O sepultamento ocorrerá no Campo Santo Parque das Flores, em Maceió/AL, respeitando as restrições sanitárias decorrentes da pandemia da Covid-19.

Publicado em 25/08/2020 Atualizado em 26/11/2020

Divulgação/TRF

Morreu, na manhã desta terça-feira (25), o desembargador federal emérito Francisco Wildo Lacerda Dantas. Ele estava hospitalizado desde ontem à noite e não resistiu. O desembargador deixa a esposa Ana Florinda, os filhos Francisco, Frederico, Fábio e Flávio, além de quatro netos.

O sepultamento ocorrerá no Campo Santo Parque das Flores, em Maceió/AL, respeitando as restrições sanitárias decorrentes da pandemia da Covid-19. O  Tribunal Regional Federal da 5ª Região – TRF5 emitiu nota de pesar.

Francisco Wildo foi o 17º presidente do TRF5, no biênio 2013-2015. Doutor em Direito pela Faculdade de Direito de Lisboa (Universidade de Lisboa), mestre em Direito pela Universidade Federal da Bahia (UFBA) e especialista em Direito Processual Civil, ingressou na magistratura federal em 1984, quando assumiu a titularidade da 1ª Vara Federal da Seção Judiciária de Alagoas.

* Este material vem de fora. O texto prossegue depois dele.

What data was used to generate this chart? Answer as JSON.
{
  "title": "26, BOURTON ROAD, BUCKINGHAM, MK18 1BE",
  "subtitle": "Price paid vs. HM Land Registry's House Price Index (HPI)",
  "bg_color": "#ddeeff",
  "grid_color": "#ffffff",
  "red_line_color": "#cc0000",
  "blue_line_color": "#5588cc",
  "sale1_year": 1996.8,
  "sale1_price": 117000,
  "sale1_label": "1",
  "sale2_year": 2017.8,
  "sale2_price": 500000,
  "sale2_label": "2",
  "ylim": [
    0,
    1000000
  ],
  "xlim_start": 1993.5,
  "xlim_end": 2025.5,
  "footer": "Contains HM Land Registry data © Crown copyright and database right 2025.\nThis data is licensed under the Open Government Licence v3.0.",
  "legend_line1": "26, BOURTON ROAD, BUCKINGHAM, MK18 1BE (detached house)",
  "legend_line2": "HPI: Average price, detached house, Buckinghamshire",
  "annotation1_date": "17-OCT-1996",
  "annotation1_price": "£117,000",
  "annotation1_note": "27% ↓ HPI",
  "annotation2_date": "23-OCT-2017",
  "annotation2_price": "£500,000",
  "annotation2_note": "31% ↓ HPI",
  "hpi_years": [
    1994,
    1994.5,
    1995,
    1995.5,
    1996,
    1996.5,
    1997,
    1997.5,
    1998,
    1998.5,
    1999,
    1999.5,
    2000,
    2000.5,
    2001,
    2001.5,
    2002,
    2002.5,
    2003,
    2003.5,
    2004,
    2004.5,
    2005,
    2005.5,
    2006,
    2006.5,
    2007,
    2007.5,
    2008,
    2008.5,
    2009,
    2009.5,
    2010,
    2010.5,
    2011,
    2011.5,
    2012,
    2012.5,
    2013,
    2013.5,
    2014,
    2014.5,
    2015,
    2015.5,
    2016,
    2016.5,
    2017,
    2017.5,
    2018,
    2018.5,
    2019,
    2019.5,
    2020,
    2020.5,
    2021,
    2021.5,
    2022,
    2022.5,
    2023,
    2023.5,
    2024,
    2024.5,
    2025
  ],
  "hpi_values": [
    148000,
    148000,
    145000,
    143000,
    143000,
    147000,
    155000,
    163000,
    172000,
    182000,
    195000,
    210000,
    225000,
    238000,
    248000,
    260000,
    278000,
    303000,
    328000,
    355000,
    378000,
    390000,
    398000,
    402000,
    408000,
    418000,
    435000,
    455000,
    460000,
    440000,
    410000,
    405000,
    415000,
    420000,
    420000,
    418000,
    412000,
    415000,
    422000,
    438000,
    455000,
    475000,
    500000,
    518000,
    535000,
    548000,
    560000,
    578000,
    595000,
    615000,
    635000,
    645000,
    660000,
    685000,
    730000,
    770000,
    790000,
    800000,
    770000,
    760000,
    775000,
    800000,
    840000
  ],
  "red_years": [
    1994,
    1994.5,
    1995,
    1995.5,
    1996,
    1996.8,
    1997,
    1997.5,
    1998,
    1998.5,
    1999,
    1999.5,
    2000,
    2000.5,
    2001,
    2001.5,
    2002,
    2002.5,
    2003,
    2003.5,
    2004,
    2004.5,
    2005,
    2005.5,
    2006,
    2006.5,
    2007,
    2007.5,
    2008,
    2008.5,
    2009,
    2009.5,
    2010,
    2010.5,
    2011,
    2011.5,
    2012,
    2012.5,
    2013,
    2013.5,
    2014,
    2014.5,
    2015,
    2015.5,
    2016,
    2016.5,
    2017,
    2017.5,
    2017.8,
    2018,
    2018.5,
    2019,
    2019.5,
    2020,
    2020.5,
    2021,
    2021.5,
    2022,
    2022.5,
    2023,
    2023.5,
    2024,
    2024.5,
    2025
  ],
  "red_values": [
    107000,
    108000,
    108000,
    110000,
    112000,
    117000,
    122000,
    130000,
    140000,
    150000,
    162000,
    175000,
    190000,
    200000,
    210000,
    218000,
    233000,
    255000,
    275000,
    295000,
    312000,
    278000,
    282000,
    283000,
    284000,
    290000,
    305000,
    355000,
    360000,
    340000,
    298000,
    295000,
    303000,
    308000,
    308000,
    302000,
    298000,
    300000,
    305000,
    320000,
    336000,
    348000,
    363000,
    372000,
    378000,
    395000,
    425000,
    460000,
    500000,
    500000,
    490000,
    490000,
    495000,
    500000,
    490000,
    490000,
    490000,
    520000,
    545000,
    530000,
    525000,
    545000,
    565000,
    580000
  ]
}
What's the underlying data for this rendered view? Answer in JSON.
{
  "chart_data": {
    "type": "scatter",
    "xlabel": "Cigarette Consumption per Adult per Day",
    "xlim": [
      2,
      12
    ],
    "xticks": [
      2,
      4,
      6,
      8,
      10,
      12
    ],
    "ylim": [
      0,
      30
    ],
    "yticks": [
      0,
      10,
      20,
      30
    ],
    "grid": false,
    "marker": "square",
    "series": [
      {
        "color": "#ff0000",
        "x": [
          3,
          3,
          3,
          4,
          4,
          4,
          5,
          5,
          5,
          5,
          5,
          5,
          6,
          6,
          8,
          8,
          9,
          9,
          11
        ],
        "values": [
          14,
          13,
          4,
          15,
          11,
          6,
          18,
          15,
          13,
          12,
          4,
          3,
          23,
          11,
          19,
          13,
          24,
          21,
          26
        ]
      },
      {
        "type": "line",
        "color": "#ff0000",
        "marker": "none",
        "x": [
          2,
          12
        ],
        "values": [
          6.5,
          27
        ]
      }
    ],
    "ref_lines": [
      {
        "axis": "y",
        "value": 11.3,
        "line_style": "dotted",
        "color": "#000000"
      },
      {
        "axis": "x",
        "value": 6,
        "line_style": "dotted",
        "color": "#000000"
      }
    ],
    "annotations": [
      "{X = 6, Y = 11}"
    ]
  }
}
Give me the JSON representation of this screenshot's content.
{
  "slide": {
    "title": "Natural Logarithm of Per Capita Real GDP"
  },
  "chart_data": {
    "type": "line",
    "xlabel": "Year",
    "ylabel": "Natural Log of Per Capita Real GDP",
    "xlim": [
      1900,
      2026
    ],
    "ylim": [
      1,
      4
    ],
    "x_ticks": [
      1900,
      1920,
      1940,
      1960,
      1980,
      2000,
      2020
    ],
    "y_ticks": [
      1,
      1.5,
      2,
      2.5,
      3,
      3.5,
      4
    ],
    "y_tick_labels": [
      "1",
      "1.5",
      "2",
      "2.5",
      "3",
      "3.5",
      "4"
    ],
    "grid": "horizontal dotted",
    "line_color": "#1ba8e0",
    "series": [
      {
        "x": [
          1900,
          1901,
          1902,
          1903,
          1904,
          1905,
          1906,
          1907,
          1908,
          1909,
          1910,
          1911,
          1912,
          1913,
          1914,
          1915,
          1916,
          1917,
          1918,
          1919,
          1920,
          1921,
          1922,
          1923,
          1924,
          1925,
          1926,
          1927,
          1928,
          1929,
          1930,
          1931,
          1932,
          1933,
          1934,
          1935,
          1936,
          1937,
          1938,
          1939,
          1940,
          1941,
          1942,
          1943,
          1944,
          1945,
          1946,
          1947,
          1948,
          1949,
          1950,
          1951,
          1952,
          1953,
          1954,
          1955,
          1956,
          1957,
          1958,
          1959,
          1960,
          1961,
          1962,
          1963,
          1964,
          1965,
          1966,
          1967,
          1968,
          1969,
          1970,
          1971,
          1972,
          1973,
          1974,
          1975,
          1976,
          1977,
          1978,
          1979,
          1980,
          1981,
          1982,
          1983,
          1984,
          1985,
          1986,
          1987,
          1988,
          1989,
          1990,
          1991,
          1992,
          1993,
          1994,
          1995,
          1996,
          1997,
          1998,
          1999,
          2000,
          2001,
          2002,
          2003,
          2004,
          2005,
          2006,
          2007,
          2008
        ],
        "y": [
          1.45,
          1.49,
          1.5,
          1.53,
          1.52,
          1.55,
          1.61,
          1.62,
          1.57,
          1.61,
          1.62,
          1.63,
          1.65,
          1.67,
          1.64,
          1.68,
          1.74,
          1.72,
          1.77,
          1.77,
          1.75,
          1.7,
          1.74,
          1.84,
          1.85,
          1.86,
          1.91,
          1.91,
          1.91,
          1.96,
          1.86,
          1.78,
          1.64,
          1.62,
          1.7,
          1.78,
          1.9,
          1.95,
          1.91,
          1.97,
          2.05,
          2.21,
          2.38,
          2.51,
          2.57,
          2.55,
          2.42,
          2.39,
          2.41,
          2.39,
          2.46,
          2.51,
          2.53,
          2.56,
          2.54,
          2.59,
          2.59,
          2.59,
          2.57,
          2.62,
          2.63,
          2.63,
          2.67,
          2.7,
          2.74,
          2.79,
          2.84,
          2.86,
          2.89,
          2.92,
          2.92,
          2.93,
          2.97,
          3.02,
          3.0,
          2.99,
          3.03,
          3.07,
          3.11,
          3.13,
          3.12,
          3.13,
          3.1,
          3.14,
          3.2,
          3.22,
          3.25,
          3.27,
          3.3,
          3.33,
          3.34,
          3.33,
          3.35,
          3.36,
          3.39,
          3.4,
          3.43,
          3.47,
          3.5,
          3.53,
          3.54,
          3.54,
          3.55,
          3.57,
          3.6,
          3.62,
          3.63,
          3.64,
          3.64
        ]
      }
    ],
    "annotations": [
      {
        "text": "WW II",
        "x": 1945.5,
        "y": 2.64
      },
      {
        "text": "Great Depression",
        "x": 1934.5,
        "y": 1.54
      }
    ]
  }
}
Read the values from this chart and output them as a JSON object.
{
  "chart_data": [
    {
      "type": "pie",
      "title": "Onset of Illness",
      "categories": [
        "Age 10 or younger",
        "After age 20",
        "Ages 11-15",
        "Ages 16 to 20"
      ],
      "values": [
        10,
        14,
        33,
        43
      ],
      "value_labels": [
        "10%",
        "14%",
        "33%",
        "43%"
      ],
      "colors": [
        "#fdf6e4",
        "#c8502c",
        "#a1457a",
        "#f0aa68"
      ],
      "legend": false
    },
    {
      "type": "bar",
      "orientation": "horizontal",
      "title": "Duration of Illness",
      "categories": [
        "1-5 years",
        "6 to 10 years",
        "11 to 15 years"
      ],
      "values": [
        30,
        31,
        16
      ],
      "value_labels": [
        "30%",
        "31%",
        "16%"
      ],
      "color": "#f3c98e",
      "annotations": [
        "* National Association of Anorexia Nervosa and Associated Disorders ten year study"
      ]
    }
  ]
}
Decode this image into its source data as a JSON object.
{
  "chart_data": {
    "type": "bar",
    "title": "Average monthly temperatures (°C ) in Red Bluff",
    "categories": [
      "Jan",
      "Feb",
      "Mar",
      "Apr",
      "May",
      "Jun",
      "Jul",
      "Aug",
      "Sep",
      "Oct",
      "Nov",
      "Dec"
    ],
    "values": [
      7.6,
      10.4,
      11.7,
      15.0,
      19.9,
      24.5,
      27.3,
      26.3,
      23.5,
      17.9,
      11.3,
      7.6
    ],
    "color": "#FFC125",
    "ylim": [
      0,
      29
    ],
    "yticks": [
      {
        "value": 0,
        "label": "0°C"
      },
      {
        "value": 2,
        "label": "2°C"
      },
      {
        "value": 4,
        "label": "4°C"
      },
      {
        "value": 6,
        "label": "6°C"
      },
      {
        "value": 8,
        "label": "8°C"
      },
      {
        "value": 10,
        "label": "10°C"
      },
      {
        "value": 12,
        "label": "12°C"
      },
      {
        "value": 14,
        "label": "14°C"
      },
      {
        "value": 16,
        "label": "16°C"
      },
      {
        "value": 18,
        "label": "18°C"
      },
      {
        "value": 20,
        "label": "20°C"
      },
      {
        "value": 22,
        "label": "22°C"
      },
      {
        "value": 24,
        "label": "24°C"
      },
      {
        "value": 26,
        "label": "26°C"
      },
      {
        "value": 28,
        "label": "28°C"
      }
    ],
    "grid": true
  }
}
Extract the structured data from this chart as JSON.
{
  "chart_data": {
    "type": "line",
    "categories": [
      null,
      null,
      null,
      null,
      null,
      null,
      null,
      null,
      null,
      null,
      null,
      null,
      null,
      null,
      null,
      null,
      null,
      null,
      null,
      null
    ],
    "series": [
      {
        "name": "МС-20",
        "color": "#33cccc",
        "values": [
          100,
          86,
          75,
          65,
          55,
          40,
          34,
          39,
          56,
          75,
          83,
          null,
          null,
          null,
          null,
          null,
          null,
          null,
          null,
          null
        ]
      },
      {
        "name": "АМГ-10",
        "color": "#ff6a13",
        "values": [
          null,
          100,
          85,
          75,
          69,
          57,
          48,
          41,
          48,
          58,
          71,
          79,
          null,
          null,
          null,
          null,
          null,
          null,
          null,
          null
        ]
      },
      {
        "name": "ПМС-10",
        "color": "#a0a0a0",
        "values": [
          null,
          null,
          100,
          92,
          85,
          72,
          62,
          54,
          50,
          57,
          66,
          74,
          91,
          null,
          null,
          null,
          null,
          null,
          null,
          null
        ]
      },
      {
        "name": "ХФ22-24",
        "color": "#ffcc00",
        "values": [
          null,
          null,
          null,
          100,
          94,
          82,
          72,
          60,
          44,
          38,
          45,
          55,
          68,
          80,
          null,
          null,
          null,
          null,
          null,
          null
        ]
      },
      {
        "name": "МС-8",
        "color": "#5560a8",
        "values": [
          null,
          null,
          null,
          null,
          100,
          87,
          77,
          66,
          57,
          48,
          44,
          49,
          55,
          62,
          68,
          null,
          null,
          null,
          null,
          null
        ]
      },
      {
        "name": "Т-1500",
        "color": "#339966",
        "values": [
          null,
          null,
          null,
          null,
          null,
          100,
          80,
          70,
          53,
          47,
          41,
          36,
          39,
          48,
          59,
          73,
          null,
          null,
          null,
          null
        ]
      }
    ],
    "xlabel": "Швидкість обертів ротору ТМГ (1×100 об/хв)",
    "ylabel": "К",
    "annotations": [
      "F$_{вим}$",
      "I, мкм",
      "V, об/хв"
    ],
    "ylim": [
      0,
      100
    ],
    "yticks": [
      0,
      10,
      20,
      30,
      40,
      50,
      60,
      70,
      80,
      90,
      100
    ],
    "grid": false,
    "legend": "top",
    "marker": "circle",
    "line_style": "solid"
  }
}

Como juiz federal, exerceu a direção de Foro em Alagoas em seis gestões bienais e foi corregedor eleitoral do Tribunal Regional Eleitoral de Alagoas (TRE-AL) de 1985 a 1989 e de 1994 a 1996. O magistrado ingressou no TRF5 em agosto de 2003.

Wildo escreveu os livros “Jurisdição, Ação (Defesa) e Processo”; “Manual Jurídico da Empresa”; “Execuções contra a Fazenda Pública - Regime do Precatório”; “Teoria Geral do Processo - Jurisdição, Ação, Defesa e Processo”; e “Execução contra a Fazenda Pública - Regime do Precatório”, entre outras publicações.

O atual presidente do TRF5, desembargador federal Vladimir Carvalho, lastimou a perda do colega. “Um guerreiro, acima de tudo. Em plena atividade de magistrado de Primeiro Grau, foi vítima de um acidente de trem, de proporções trágicas, que pôde superar. Agora, na inatividade que a aposentadoria lhe concedeu, novamente, a adversidade colocou outra pedra no seu caminho, e, desta vez, não teve como superá-la. Deixa como legado o nome conquistado no exercício da magistratura e do magistério, para suavizar a dor dos que choram a sua perda.”

Em razão do falecimento do desembargador emérito, Vladimir Carvalho decretou luto oficial na Corte e nas Seções Judiciárias da 5ª Região por três dias, período no qual as bandeiras do Tribunal ficarão hasteadas a meio mastro.